CRAYTOR: In the places where we have landlord relationships, there's not been one who has not been willing to work with us. But there also hasn't been one that beforehand we didn't have a relationship with. At least in terms of general speaking terms or monthly check-ins or quarterly check-ins that type of thing.
So, it's get to know your landlord, get to know your bankers. Don't try to start a relationship in the middle of a crisis.
I think, have the relationship, and then during that crisis situation, you're more likely to get what you need from that. And it's not too late to start. Look, as Brad said, initially communicate. Be open. Be honest.
We all know that this, we all know about this issue, we're all going to be affected by it. So no one here is ever going to ... say that they're immune from some of the pressures that are being put on the economy.
SIMPSON: I mean, it is daunting to pick up the phone and call someone that you don't regularly communicate with, and yes, that's difficult, but understand that as soon as you do it, you will feel better.
I mean there were certain landlords that we don't talk with a lot or all the time. We do have great relationships with them, but it's not, you're not necessarily going to have coffee with your landlord every week. You know, most of us are not.
So, it's honestly just as, and I make it sound simple, and it's not.
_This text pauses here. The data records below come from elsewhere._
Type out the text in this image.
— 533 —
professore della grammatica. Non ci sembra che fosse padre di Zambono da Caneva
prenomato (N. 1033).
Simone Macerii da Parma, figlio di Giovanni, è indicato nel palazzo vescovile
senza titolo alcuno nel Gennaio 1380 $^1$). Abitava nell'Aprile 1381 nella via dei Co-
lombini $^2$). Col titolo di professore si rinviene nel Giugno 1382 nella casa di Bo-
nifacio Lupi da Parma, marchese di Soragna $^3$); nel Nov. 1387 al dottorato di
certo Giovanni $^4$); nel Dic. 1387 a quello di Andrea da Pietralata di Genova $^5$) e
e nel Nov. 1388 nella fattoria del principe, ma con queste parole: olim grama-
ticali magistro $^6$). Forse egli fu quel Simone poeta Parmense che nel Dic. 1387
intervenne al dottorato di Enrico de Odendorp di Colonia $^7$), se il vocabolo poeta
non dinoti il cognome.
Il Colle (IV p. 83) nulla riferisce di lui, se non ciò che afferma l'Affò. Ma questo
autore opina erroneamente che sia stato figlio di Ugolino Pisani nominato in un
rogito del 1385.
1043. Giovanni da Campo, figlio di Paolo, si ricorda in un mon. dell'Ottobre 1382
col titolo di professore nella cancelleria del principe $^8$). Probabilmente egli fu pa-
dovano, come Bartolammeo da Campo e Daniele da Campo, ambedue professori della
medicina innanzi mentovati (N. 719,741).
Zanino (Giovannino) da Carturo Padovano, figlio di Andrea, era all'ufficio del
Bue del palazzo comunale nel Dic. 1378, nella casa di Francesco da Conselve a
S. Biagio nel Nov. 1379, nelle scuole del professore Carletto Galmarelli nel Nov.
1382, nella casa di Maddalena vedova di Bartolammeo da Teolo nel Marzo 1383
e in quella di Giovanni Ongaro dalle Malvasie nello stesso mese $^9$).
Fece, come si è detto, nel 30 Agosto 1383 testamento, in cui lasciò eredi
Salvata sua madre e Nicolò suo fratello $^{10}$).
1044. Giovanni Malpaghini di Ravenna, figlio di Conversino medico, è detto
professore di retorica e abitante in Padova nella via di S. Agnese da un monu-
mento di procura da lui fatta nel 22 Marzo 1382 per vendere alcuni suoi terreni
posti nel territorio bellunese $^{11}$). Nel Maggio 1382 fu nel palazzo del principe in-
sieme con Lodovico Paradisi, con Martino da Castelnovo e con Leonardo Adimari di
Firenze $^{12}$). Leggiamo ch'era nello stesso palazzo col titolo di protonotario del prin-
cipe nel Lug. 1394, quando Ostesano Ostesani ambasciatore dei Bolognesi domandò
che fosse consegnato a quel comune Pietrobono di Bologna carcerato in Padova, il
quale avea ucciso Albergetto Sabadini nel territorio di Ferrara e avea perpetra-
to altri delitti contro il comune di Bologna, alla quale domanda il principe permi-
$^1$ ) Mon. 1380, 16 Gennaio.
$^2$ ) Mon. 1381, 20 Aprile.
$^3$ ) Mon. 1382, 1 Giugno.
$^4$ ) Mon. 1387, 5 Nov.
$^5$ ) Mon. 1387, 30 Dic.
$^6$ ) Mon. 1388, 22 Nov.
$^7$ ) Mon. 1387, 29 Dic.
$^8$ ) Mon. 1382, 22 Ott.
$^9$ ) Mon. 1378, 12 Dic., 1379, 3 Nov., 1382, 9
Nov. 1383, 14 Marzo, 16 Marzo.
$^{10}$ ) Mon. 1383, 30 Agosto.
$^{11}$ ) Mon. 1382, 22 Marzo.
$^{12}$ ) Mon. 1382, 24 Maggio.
Just call them, and even if you're leaving a message, you know, "Hey, I need to talk to you about our lease." And when they call back, it's just an honest conversation about, you know, "Hey, we're in an unprecedented situation. I know you're affected, too. We're trying to figure it out. We're reacting day-by-day. We're not panicking. I don't want you to panic. We're still committed to your location."
CRAYTOR And the key element there is call. There's far less chance of a conversation going wrong than an email. … Especially in tense times when you're looking for things to go wrong. There's a lot to pick apart in the written message that maybe was not even intended. So, by all means, call, when available.
And you know, there is no stigma here. Look, I mean, there's no stigma for wanting to go out and get this deal. 'Cause guess what? Your landlord's going out to get the same deal.
Your landlord, if he or she is doing their job, is calling their bank and saying, "Hey, give me a deal, and let me know if I can defer my payment." They're having the same exact conversation.
So, I think they're going to be surprised if you don't call as opposed to worried that you might. Pick up the phone. Go get the relief that quite honestly should be available to you.